Administrative body for Lithuania

The Duchy of Courland, Semigallia and Pilten (Note: * Duché de Courlande, Semigallia et Piltene
- Herzogtum Kurland, Semgallen und Piltene
- Kurzemes, Zemgales un Piltenes hercogiste) was a short-lived client state of the First French Empire in the Baltics, mostly comprising Courland and Semigallia in modern-day Latvia. It was founded on 1 August 1812, during the French invasion of Russia, from the territory of the Courland Governorate, and existed until 20 December 1812. Its capital was set in Jelgava.

== History ==
On 19 June 1812, during the French invasion of Russia, on the territories of modern-day Belarus and Lithuania occupied by the French troops, was founded the client state of the Grand Duchy of Lithuania. On 9 July 1812, emperor Napoleon Bonaparte declared in Vilnius his intention of restoring historical Duchy of Courland and Semigallia and the Duchy of Livonia. On 18 July, the 10th Corps of the Grand Army, commanded by marshal Étienne Macdonald, have occupied the town of Bauska, and the next day, it have defeated the Russian troops in the battle of Ekau. On 20 July, the administration of the Courland Governorate, including its governor Friedrich Wilhelm von Sivers, had fled the territory.

On 1 August 1812, a decree was issued, announcing the formation of the Duchy of Courland, Semigallia and Pilten, with the capital in Jelgava, and the boundaries of the former governorate. Karl Johann Friedrich von Medem was elected as the head of government, with Diedrich Ernst von Schöppingk and Wilhelm Rüdiger becoming his advisers, and Georg Benedict von Engelhardt being appointed the prosecutor. On 26 August, by the order of duke Hugues-Bernard Maret, in Jelgava and Liepāja were established French consulates. On 8 October, general Jacques David Martin de Campredon was appointed as the Governor-General of Courland.

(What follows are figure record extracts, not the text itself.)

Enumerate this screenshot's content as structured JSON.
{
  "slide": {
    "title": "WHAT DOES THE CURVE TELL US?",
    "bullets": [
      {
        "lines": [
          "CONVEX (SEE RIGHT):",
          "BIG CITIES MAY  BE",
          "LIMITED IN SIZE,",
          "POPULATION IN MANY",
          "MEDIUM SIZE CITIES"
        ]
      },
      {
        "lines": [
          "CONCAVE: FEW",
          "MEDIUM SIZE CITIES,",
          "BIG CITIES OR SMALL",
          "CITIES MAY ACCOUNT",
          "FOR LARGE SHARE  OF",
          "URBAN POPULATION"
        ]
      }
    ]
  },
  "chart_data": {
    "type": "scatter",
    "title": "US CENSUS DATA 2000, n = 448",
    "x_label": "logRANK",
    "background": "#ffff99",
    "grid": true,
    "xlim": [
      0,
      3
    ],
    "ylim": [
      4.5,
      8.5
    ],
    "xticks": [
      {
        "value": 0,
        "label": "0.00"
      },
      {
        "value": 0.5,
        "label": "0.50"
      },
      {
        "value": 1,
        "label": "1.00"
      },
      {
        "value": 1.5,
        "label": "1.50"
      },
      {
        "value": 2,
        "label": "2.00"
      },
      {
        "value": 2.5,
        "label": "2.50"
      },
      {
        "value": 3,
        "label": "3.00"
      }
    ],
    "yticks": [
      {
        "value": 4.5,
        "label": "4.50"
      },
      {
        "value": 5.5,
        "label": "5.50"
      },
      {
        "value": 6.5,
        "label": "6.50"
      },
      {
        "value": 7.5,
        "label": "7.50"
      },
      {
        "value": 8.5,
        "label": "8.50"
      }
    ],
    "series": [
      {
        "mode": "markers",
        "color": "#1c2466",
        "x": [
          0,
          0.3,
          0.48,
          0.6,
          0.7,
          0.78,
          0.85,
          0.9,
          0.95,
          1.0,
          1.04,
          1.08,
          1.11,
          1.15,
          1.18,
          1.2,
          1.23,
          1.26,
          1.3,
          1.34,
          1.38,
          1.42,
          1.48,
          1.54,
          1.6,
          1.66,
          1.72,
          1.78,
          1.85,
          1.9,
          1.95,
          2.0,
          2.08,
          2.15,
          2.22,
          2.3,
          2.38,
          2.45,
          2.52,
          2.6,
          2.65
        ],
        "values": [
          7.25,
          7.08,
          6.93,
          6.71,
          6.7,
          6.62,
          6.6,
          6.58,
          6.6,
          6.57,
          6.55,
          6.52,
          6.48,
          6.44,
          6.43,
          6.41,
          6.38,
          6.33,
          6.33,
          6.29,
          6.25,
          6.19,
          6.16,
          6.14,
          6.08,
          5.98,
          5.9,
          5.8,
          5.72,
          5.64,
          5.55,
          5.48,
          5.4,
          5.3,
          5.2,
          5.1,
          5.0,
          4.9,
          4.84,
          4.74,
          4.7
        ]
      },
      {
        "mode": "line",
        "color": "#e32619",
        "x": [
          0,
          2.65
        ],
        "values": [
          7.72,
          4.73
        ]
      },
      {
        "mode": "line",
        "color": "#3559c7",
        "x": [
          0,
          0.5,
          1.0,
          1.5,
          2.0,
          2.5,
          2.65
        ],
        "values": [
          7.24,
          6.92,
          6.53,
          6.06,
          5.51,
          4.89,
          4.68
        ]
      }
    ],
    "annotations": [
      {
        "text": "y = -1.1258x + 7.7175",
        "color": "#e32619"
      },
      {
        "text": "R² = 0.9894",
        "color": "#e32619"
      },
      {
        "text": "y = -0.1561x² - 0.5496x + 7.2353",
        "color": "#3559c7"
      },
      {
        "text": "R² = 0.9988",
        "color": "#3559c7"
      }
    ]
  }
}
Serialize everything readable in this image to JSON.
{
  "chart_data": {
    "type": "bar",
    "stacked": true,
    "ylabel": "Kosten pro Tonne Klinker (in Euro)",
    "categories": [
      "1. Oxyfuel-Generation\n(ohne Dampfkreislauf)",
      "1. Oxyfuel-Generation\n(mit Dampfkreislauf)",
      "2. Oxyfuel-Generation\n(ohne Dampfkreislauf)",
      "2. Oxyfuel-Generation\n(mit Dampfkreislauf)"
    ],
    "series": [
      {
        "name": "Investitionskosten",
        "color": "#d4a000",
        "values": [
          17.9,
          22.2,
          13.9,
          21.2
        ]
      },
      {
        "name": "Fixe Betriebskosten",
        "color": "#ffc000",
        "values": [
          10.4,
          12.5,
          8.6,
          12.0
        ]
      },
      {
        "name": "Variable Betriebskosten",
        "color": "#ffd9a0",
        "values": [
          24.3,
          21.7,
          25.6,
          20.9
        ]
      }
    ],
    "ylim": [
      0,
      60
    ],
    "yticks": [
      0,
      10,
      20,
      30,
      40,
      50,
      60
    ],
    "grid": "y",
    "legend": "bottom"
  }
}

On 28 November, marshal Macdonald received news of the retreat of Napoleon's main forces from Russia and ordered his troops to withdraw from Courland. He himself left on 5 December, while the French-appointed officials left on 7 December. The state ceased to exist on 20 December, with the departure of the French forces. Its territory was reincorporated into Russia as the Courland Governorate.